YAKUSA.ID – Satreskrim Polres Sampang di bawah komando Kasatreskrim Iptu Nur Fajri Alim tak hanya berhasil mengungkap pelaku pencurian kendaraan bermotor (curanmor), tetapi juga sekaligus membongkar dan menangkap dua penadah dalam kasus tersebut.
Kasus ini merupakan pengembangan dari pencurian sepeda motor milik Mohammad Hasan yang terjadi di Dusun Talonan, Desa Gulbung, Kecamatan Pangarengan, pada Sabtu, 11 April 2026 dini hari.
Pelaku utama berinisial MZ, yang merupakan kerabat korban, berhasil diamankan lebih dulu pada Jumat, 2 Mei 2026 di wilayah Pangarengan. Dari hasil pemeriksaan, polisi kemudian menelusuri alur penjualan motor hasil curian.
Hasilnya, dua penadah berinisial MM dan MS berhasil ditangkap di Surabaya pada Sabtu, 3 Mei 2026 sekitar pukul 20.00 WIB.
“Pengungkapan ini tidak hanya pada pelaku pencurian, tetapi juga kami kembangkan hingga ke penadah,” ujar Kasi Humas Polres Sampang, AKP Eko Puji Waluyo.

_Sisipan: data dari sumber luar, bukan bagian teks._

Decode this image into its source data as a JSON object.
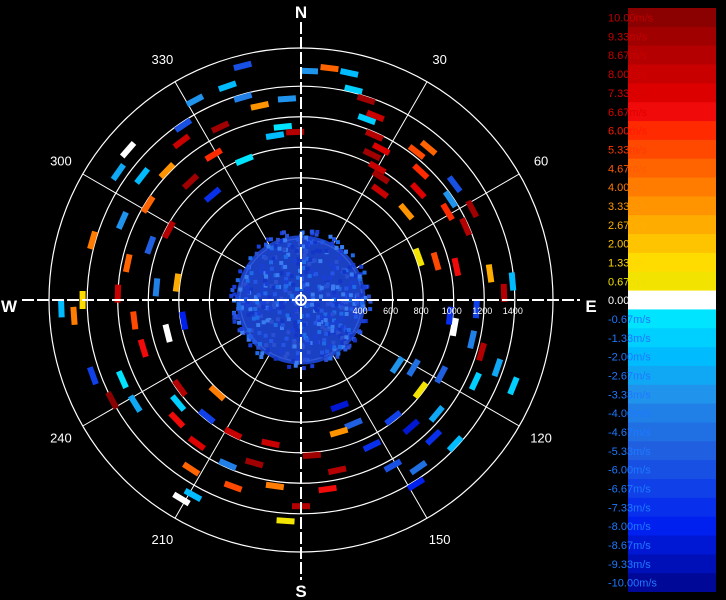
{
  "chart_data": {
    "type": "polar-scatter",
    "title": "",
    "cardinal_labels": {
      "north": "N",
      "east": "E",
      "south": "S",
      "west": "W"
    },
    "bearing_labels": [
      "30",
      "60",
      "120",
      "150",
      "210",
      "240",
      "300",
      "330"
    ],
    "bearing_values": [
      30,
      60,
      120,
      150,
      210,
      240,
      300,
      330
    ],
    "range_labels": [
      "400",
      "600",
      "800",
      "1000",
      "1200",
      "1400"
    ],
    "range_values": [
      400,
      600,
      800,
      1000,
      1200,
      1400
    ],
    "range_max": 1650,
    "grid": true,
    "colorbar": {
      "placement": "right",
      "labels": [
        "10.00m/s",
        "9.33m/s",
        "8.67m/s",
        "8.00m/s",
        "7.33m/s",
        "6.67m/s",
        "6.00m/s",
        "5.33m/s",
        "4.67m/s",
        "4.00m/s",
        "3.33m/s",
        "2.67m/s",
        "2.00m/s",
        "1.33m/s",
        "0.67m/s",
        "0.00m/s",
        "-0.67m/s",
        "-1.33m/s",
        "-2.00m/s",
        "-2.67m/s",
        "-3.33m/s",
        "-4.00m/s",
        "-4.67m/s",
        "-5.33m/s",
        "-6.00m/s",
        "-6.67m/s",
        "-7.33m/s",
        "-8.00m/s",
        "-8.67m/s",
        "-9.33m/s",
        "-10.00m/s"
      ],
      "colors": [
        "#8b0000",
        "#a00000",
        "#b40000",
        "#c80000",
        "#dc0000",
        "#f00a0a",
        "#ff2a00",
        "#ff4800",
        "#ff6400",
        "#ff7c00",
        "#ff9400",
        "#ffac00",
        "#ffc400",
        "#ffdc00",
        "#f2e400",
        "#ffffff",
        "#00e4ff",
        "#00d0ff",
        "#00bcff",
        "#10a8f4",
        "#2094ec",
        "#2080e8",
        "#2070e4",
        "#2060e0",
        "#1850e4",
        "#1040e8",
        "#0830ec",
        "#0020f0",
        "#0018d4",
        "#0010b8",
        "#000898"
      ]
    },
    "clutter_radius": 460,
    "gates": [
      {
        "az": 2,
        "r": 1500,
        "v": -3.3
      },
      {
        "az": 7,
        "r": 1530,
        "v": 5.0
      },
      {
        "az": 12,
        "r": 1520,
        "v": -2.2
      },
      {
        "az": 14,
        "r": 1420,
        "v": -1.5
      },
      {
        "az": 18,
        "r": 1380,
        "v": 9.5
      },
      {
        "az": 20,
        "r": 1260,
        "v": -1.4
      },
      {
        "az": 22,
        "r": 1300,
        "v": 7.8
      },
      {
        "az": 24,
        "r": 1180,
        "v": 8.9
      },
      {
        "az": 26,
        "r": 1060,
        "v": 9.1
      },
      {
        "az": 28,
        "r": 1120,
        "v": 7.2
      },
      {
        "az": 30,
        "r": 1000,
        "v": 8.3
      },
      {
        "az": 33,
        "r": 960,
        "v": 9.4
      },
      {
        "az": 36,
        "r": 880,
        "v": 8.1
      },
      {
        "az": 38,
        "r": 1230,
        "v": 5.4
      },
      {
        "az": 40,
        "r": 1300,
        "v": 4.6
      },
      {
        "az": 43,
        "r": 1150,
        "v": 6.2
      },
      {
        "az": 47,
        "r": 1050,
        "v": 7.6
      },
      {
        "az": 50,
        "r": 900,
        "v": 3.6
      },
      {
        "az": 53,
        "r": 1260,
        "v": -6.3
      },
      {
        "az": 56,
        "r": 1180,
        "v": -3.2
      },
      {
        "az": 59,
        "r": 1120,
        "v": 6.0
      },
      {
        "az": 62,
        "r": 1270,
        "v": 9.2
      },
      {
        "az": 66,
        "r": 1180,
        "v": 8.5
      },
      {
        "az": 70,
        "r": 820,
        "v": 0.6
      },
      {
        "az": 74,
        "r": 920,
        "v": 5.2
      },
      {
        "az": 78,
        "r": 1040,
        "v": 7.0
      },
      {
        "az": 82,
        "r": 1250,
        "v": 3.0
      },
      {
        "az": 85,
        "r": 1390,
        "v": -2.1
      },
      {
        "az": 88,
        "r": 1330,
        "v": 9.0
      },
      {
        "az": 93,
        "r": 1150,
        "v": -6.6
      },
      {
        "az": 96,
        "r": 980,
        "v": -7.1
      },
      {
        "az": 100,
        "r": 1020,
        "v": 0.0
      },
      {
        "az": 103,
        "r": 1150,
        "v": -4.1
      },
      {
        "az": 106,
        "r": 1230,
        "v": 8.4
      },
      {
        "az": 109,
        "r": 1360,
        "v": -2.4
      },
      {
        "az": 112,
        "r": 1500,
        "v": -1.3
      },
      {
        "az": 115,
        "r": 1260,
        "v": -1.6
      },
      {
        "az": 118,
        "r": 1040,
        "v": -5.1
      },
      {
        "az": 121,
        "r": 860,
        "v": -4.7
      },
      {
        "az": 124,
        "r": 760,
        "v": -3.0
      },
      {
        "az": 127,
        "r": 980,
        "v": 0.8
      },
      {
        "az": 130,
        "r": 1160,
        "v": -2.8
      },
      {
        "az": 133,
        "r": 1380,
        "v": -2.0
      },
      {
        "az": 136,
        "r": 1250,
        "v": -7.4
      },
      {
        "az": 139,
        "r": 1100,
        "v": -8.6
      },
      {
        "az": 142,
        "r": 980,
        "v": -6.7
      },
      {
        "az": 145,
        "r": 1340,
        "v": -4.4
      },
      {
        "az": 148,
        "r": 1420,
        "v": -8.1
      },
      {
        "az": 151,
        "r": 1240,
        "v": -6.2
      },
      {
        "az": 154,
        "r": 1060,
        "v": -7.6
      },
      {
        "az": 157,
        "r": 880,
        "v": -5.0
      },
      {
        "az": 160,
        "r": 740,
        "v": -8.8
      },
      {
        "az": 164,
        "r": 900,
        "v": 3.4
      },
      {
        "az": 168,
        "r": 1140,
        "v": 8.6
      },
      {
        "az": 172,
        "r": 1250,
        "v": 6.4
      },
      {
        "az": 176,
        "r": 1020,
        "v": 9.2
      },
      {
        "az": 180,
        "r": 1350,
        "v": 8.9
      },
      {
        "az": 184,
        "r": 1450,
        "v": 1.0
      },
      {
        "az": 188,
        "r": 1230,
        "v": 4.0
      },
      {
        "az": 192,
        "r": 960,
        "v": 7.7
      },
      {
        "az": 196,
        "r": 1110,
        "v": 9.6
      },
      {
        "az": 200,
        "r": 1300,
        "v": 5.6
      },
      {
        "az": 204,
        "r": 1180,
        "v": -4.2
      },
      {
        "az": 207,
        "r": 980,
        "v": 8.2
      },
      {
        "az": 209,
        "r": 1460,
        "v": -1.9
      },
      {
        "az": 211,
        "r": 1520,
        "v": 0.0
      },
      {
        "az": 213,
        "r": 1320,
        "v": 4.8
      },
      {
        "az": 216,
        "r": 1160,
        "v": 7.4
      },
      {
        "az": 219,
        "r": 980,
        "v": -6.8
      },
      {
        "az": 222,
        "r": 820,
        "v": 4.2
      },
      {
        "az": 226,
        "r": 1130,
        "v": 6.6
      },
      {
        "az": 230,
        "r": 1050,
        "v": -1.0
      },
      {
        "az": 234,
        "r": 980,
        "v": 8.7
      },
      {
        "az": 238,
        "r": 1280,
        "v": -2.6
      },
      {
        "az": 242,
        "r": 1400,
        "v": 9.8
      },
      {
        "az": 246,
        "r": 1280,
        "v": -0.8
      },
      {
        "az": 250,
        "r": 1450,
        "v": -6.5
      },
      {
        "az": 253,
        "r": 1080,
        "v": 6.9
      },
      {
        "az": 256,
        "r": 900,
        "v": 0.2
      },
      {
        "az": 260,
        "r": 780,
        "v": -7.8
      },
      {
        "az": 263,
        "r": 1100,
        "v": 5.1
      },
      {
        "az": 266,
        "r": 1490,
        "v": 3.8
      },
      {
        "az": 268,
        "r": 1570,
        "v": -2.0
      },
      {
        "az": 270,
        "r": 1430,
        "v": 1.6
      },
      {
        "az": 272,
        "r": 1200,
        "v": 7.9
      },
      {
        "az": 275,
        "r": 950,
        "v": -3.9
      },
      {
        "az": 278,
        "r": 820,
        "v": 2.8
      },
      {
        "az": 282,
        "r": 1160,
        "v": 4.5
      },
      {
        "az": 286,
        "r": 1420,
        "v": 3.9
      },
      {
        "az": 290,
        "r": 1050,
        "v": -5.6
      },
      {
        "az": 294,
        "r": 1280,
        "v": -3.6
      },
      {
        "az": 298,
        "r": 980,
        "v": 8.8
      },
      {
        "az": 302,
        "r": 1180,
        "v": 4.9
      },
      {
        "az": 305,
        "r": 1460,
        "v": -2.9
      },
      {
        "az": 308,
        "r": 1320,
        "v": -1.7
      },
      {
        "az": 311,
        "r": 1500,
        "v": 0.0
      },
      {
        "az": 314,
        "r": 1220,
        "v": 3.1
      },
      {
        "az": 317,
        "r": 1060,
        "v": 9.1
      },
      {
        "az": 320,
        "r": 900,
        "v": -7.5
      },
      {
        "az": 323,
        "r": 1300,
        "v": 8.0
      },
      {
        "az": 326,
        "r": 1380,
        "v": -5.8
      },
      {
        "az": 329,
        "r": 1110,
        "v": 6.3
      },
      {
        "az": 332,
        "r": 1480,
        "v": -3.4
      },
      {
        "az": 335,
        "r": 1250,
        "v": 9.3
      },
      {
        "az": 338,
        "r": 990,
        "v": -0.9
      },
      {
        "az": 341,
        "r": 1480,
        "v": -2.3
      },
      {
        "az": 344,
        "r": 1380,
        "v": -4.0
      },
      {
        "az": 346,
        "r": 1580,
        "v": -6.0
      },
      {
        "az": 348,
        "r": 1300,
        "v": 3.5
      },
      {
        "az": 351,
        "r": 1090,
        "v": -2.1
      },
      {
        "az": 354,
        "r": 1140,
        "v": -0.7
      },
      {
        "az": 356,
        "r": 1320,
        "v": -3.1
      },
      {
        "az": 358,
        "r": 1100,
        "v": 8.7
      }
    ]
  }
}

KBO Satreskrim Polres Sampang, Ipda Poundra Kinan Aditama, menambahkan, MM berperan sebagai perantara penadahan, sementara MS merupakan pihak yang menguasai barang hasil kejahatan.

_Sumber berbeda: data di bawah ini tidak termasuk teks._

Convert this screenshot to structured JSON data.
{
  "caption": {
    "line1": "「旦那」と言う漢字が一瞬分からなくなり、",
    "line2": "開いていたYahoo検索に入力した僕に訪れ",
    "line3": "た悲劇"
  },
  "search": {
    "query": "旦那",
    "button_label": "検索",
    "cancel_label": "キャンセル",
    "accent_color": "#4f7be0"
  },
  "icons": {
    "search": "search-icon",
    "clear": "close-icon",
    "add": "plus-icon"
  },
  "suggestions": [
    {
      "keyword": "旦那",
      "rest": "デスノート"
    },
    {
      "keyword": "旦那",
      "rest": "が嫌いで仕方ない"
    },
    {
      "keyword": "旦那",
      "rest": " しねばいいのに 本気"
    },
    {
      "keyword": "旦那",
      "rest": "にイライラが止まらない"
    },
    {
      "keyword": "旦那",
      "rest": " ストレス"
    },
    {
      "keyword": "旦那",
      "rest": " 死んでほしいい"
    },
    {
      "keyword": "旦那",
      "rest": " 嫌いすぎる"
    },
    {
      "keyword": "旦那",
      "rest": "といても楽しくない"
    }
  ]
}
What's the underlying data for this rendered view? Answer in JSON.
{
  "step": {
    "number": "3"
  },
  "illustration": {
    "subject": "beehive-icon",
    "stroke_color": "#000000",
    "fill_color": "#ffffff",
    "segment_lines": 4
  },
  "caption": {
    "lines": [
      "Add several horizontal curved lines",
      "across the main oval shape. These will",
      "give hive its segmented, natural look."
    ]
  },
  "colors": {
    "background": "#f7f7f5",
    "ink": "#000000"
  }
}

Dalam aksinya, MZ memanfaatkan kondisi rumah korban yang tidak terkunci serta kunci sepeda motor yang masih menempel pada kendaraan. Pelaku kemudian membawa kabur satu unit sepeda motor Honda Beat tahun 2014 milik korban.
Polisi juga berhasil mengamankan barang bukti berupa sepeda motor tersebut.
Dari hasil pengembangan, MZ diketahui tidak hanya melakukan satu aksi, melainkan terlibat dalam belasan tindak kejahatan di wilayah Sampang, mulai dari curanmor, pencurian hewan, hingga pencurian barang lainnya di sejumlah lokasi.
Atas perbuatannya, MZ dijerat Pasal 477 KUHP dengan ancaman hukuman hingga 7 tahun penjara. Sementara dua penadah dijerat Pasal 591 KUHP dengan ancaman maksimal 4 tahun penjara.
Saat ini, Satreskrim Polres Sampang masih terus melakukan pengembangan lebih lanjut terhadap kemungkinan keterlibatan pelaku lain.